Safe: cash and term deposits of 3 months – 2 years, described as “no fees”
Smart: the no fee Balanced option described
Select: 9 diversified and single sector options
Shares: a trading platform which gives access to ASX200 shares, ETFs, and LICs.

There is also a Cash Hub where the investor must keep at least 1% of their account balance.

Let’s work backwards.

The Shares option is very similar to AustralianSuper’s Member Direct, and is even priced the same at $180 pa. So that’s attractive. But you can only have 50% of your account in the Shares option, which gives you a hint of the business model here.

The Select options are predominantly passive options, with growth assets managed by SSgA, and the cash balances by ING Direct. They attract a management fee of 25bps, plus an administration fee of another 50bps up to a maximum of $1,000. So a balance of $200,000 in the Select option would be paying ~75bps. That’s not exactly cheap for passive.
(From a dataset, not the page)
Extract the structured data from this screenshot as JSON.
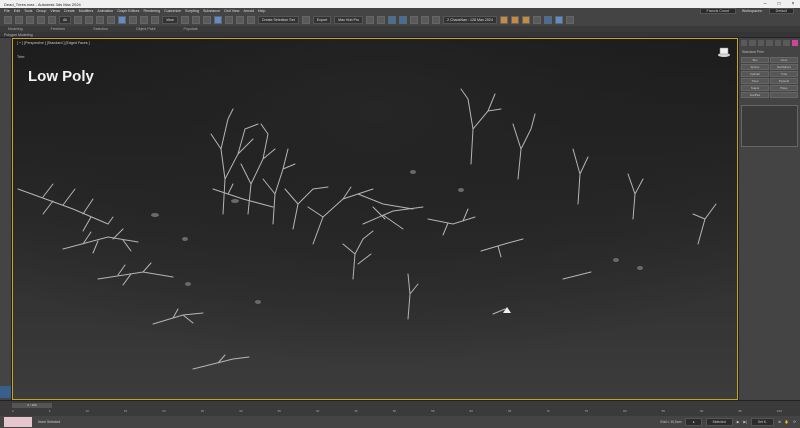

The Smart (Balanced) option indeed has no fees as described. It has a target asset allocation as per today’s chart – 50% cash, and 50% growth assets managed passively by SSgA. The key aspect here is that the cash appears to be fully allocated to ING Direct deposits. Rates are the standard ING Direct rates (well, the rate that applies after the introductory bonus finishes, currently 3.75% pa), but there’s no diversification of providers.

But let’s get past that objection. There’s no fee and presumably SSgA is not managing the growth assets for nothing. How can this be? This looks like a whole of value chain story:

– While there’s no management fee revenue, there will be revenue generated inside the ING Direct bank. A ballpark method of calculating how much is to look at ING Direct’s net interest income margin, which we estimate is ~140bps.

– So this means that elsewhere in the value chain, ING Direct is making ~70bps (50% x 140 bps) from net interest income, from which it needs to pay SSgA.

– Assuming fees of 10bps for SSgA, this leaves ING Direct with a revenue stream of ~65bps for the Balanced’s options assets to pay themselves, Trust Company, and other suppliers.

Net net to ING Direct? Perhaps 50bps, similar to the Select options. All back of the envelope estimates of course, but overall it’s not a bad revenue result from an investment product with a headline of no fees.

The Safe option (and the Cash Hub) works in the same way, except that all assets are placed with ING Direct deposits, so the value chain revenue potential of assets in this option is potentially more than twice as good.

So to summarise, while the Shares option is another welcome low cost D2C super shares wrap, Living Super has been structured so that at least 50% of an account is funnelled into the Safe, Smart, and Select options; and in general terms ING Direct appears likely to make 50bps or more on these assets, either directly or elsewhere in its value chain.

It’s low price super (well mostly) but not exactly low revenue, and as such another powerful example of the benefits of vertical integration of banking and wealth.